Moody’s, which was all over the news on Monday, has yet again resurfaced in the mainstream financial news. This time, it has spelled doom over Austria, France, Finland and Netherlands amid Greece’s potential exit from the Eurozone.
According to a credit-default swaps prices review extended by Moody’s Corporation (NYSE:MCO) analytics, Greek’s potential departure could trigger another chapter of downgrades for the mentioned countries.
France, which will be the biggest loser in the event that the downgrades materialize, could drop down to as many as 9 downgrades. It will, figuratively speaking of course, move several light years back- Moody’s expect a drop from its current estimable Aaa rating to a baa3 level.

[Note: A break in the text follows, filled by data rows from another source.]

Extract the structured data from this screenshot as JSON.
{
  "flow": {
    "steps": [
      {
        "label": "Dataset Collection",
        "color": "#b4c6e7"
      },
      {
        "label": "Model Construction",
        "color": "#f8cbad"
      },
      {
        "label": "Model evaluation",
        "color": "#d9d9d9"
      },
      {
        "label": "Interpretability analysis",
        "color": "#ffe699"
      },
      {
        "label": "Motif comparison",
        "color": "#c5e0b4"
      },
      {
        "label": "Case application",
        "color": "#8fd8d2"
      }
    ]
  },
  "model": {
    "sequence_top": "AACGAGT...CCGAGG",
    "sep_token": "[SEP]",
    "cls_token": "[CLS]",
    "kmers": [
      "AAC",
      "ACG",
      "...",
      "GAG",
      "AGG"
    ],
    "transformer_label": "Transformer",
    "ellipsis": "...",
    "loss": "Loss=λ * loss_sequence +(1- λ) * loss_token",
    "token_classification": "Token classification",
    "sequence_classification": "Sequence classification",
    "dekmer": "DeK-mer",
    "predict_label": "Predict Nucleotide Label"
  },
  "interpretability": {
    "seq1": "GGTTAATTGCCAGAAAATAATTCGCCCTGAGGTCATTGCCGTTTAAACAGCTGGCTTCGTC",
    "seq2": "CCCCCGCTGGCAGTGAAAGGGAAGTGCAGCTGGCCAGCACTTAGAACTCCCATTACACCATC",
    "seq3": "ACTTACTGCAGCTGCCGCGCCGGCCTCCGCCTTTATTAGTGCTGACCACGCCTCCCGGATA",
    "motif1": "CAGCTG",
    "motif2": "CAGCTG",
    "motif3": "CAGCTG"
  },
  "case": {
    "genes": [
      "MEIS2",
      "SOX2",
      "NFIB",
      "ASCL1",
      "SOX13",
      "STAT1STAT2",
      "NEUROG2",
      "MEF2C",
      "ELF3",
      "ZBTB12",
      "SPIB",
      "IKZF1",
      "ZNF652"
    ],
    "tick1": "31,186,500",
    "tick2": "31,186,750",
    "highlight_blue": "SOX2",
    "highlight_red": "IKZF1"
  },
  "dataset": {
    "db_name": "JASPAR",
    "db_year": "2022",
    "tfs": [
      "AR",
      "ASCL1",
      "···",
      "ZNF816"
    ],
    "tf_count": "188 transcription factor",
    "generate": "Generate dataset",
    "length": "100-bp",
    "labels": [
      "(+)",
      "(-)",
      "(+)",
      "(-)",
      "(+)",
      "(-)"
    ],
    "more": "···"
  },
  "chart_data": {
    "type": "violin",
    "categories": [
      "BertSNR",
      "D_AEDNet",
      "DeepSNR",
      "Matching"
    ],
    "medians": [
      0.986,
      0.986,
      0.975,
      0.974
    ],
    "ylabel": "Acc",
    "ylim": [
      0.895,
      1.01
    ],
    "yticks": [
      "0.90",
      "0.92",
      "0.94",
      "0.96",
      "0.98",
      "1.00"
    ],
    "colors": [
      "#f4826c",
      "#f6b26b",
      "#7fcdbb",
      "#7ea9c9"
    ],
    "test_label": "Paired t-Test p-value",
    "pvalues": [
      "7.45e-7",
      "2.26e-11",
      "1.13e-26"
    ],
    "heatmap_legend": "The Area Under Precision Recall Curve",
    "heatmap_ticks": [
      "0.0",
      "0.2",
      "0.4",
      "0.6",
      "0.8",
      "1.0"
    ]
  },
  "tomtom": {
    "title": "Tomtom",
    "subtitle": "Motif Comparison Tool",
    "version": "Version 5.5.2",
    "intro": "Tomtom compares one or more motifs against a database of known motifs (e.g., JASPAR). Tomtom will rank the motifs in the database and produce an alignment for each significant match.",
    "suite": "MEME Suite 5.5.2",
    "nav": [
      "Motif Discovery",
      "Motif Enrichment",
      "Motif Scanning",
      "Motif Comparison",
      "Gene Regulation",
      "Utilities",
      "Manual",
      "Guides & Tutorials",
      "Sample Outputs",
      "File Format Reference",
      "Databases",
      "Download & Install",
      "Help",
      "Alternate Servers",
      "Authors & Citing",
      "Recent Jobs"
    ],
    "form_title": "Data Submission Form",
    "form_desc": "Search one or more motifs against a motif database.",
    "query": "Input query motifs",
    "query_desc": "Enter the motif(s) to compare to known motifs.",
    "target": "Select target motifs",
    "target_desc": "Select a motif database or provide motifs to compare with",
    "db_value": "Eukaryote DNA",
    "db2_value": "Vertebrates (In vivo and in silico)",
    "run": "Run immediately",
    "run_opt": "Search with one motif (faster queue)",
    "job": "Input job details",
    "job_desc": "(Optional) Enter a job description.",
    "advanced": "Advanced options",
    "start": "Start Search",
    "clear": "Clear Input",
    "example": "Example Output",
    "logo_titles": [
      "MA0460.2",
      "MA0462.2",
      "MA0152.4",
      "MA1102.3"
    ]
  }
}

Austria will also be in the line of fire as it expected to suffer an 8 step slump. Netherlands and Finland on the other hand, are expected to suffer grade cuts of 6 and 4 respectively.
At the moment, the risks of extensive damages in portfolio are increasingly high. Greek’s potential exit could trigger a wave of adversity and in the process negatively impact the 17-country common currency. Sovereign bonds are also expected to be negatively affected.
“Investors are gradually discovering that a large proportion of stuff they thought was safe is turning out not to be,” remarked Matt King, the global head of credit strategy at Citigroup Inc.’s London Office King further added that concerns were rife regarding the inability of policy makers to agree on solutions citing that there were evident rifts between policy makers.
This news streams in amid anxiety imposed by the two day European Union summit talks slated for today.